A gig had been slowly toiling up the sandy hill behind, unperceived by the young couple, and now it reached the table-land, and was close upon them as they separated. Ruth turned round, when the sound of the horse's footsteps came distinctly as he reached the level. She faced Mrs Mason!

They were not ten – no, not five yards apart. At the same moment they recognised each other, and, what was worse, Mrs Mason had clearly seen, with her sharp, needle-like eyes, the attitude in which Ruth had stood with the young man who had just quitted her. Ruth's hand had been lying in his arm, and fondly held there by his other hand.

Mrs Mason was careless about the circumstances of temptation into which the girls entrusted to her as apprentices were thrown, but severely intolerant if their conduct was in any degree influenced by the force of these temptations. She called this intolerance "keeping up the character of her establishment." It would have been a better and more Christian thing, if she had kept up the character of her girls by tender vigilance and maternal care.

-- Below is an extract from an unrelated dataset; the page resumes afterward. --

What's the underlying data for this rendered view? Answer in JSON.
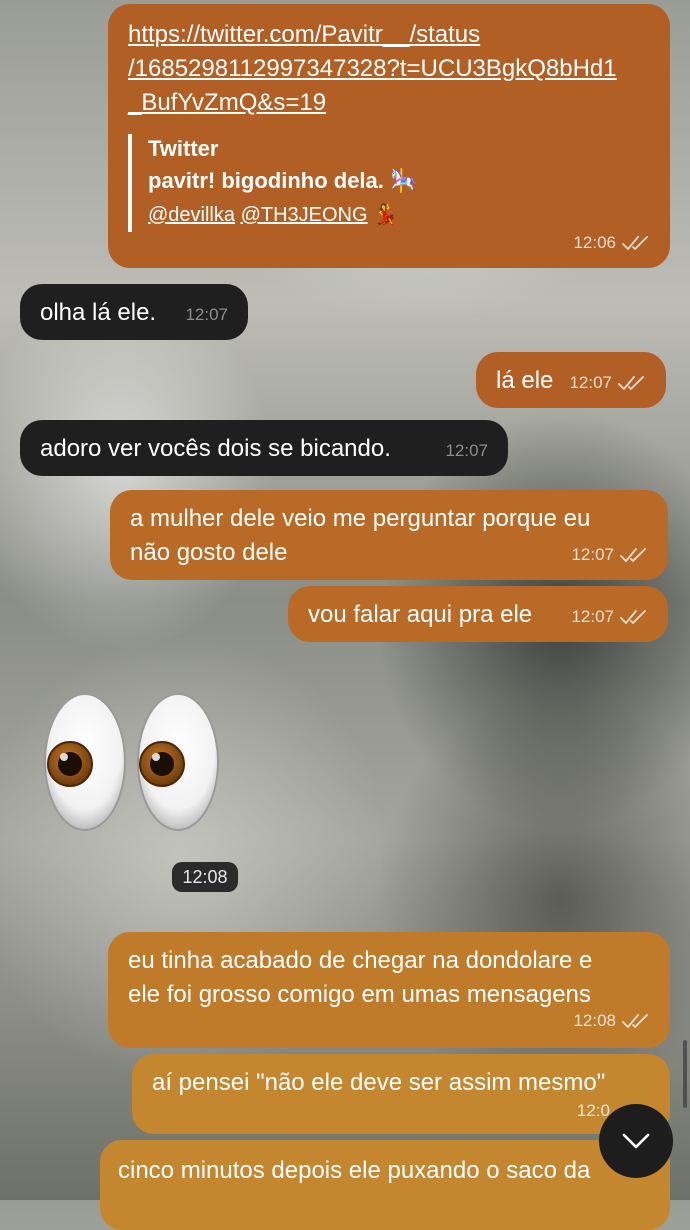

This evening, too, she was in an irritated state of temper. Her brother had undertaken to drive her round by Henbury, in order to give her the unpleasant information of the misbehaviour of her eldest son, who was an assistant in a draper's shop in a neighbouring town. She was full of indignation against want of steadiness, though not willing to direct her indignation against the right object – her ne'er-do-well darling. While she was thus charged with anger (for her brother justly defended her son's master and companions from her attacks), she saw Ruth standing with a lover, far away from home, at such a time in the evening, and she boiled over with intemperate displeasure.

"Come here directly, Miss Hilton," she exclaimed, sharply. Then, dropping her voice to low, bitter tones of concentrated wrath, she said to the trembling, guilty Ruth:

"Don't attempt to show your face at my house again after this conduct. I saw you, and your spark, too. I'll have no slurs on the character of my apprentices. Don't say a word. I saw enough. I shall write and tell your guardian to-morrow."

The horse started away, for he was impatient to be off, and Ruth was left standing there, stony, sick, and pale, as if the lightning had torn up the ground beneath her feet. She could not go on standing, she was so sick and faint; she staggered back to the broken sand-bank, and sank down, and covered her face with her hands.

"My dearest Ruth! are you ill? Speak, darling! My love, my love, do speak to me!"

What tender words after such harsh ones! They loosened the fountain of Ruth's tears, and she cried bitterly.

"Oh! did you see her – did you hear what she said?"

"She! Who, my darling? Don't sob so, Ruth; tell me what it is. Who has been near you? – who has been speaking to you to make you cry so?"

"Oh, Mrs Mason." And there was a fresh burst of sorrow.

"You don't say so! are you sure? I was not away five minutes."

"Oh, yes, sir, I'm quite sure. She was so angry; she said I must never show my face there again. Oh, dear! what shall I do?"

It seemed to the poor child as if Mrs Mason's words were irrevocable, and, that being so, she was shut out from every house. She saw how much she had done that was deserving of blame, now when it was too late to undo it. She knew with what severity and taunts Mrs Mason had often treated her for involuntary failings, of which she had been quite unconscious; and now she had really done wrong, and shrank with terror from the consequences. Her eyes were so blinded by the fast-falling tears, she did not see (nor had she seen would she have been able to interpret) the change in Mr Bellingham's countenance, as he stood silently watching her. He was silent so long, that even in her sorrow she began to wonder that he did not speak, and to wish to hear his soothing words once more.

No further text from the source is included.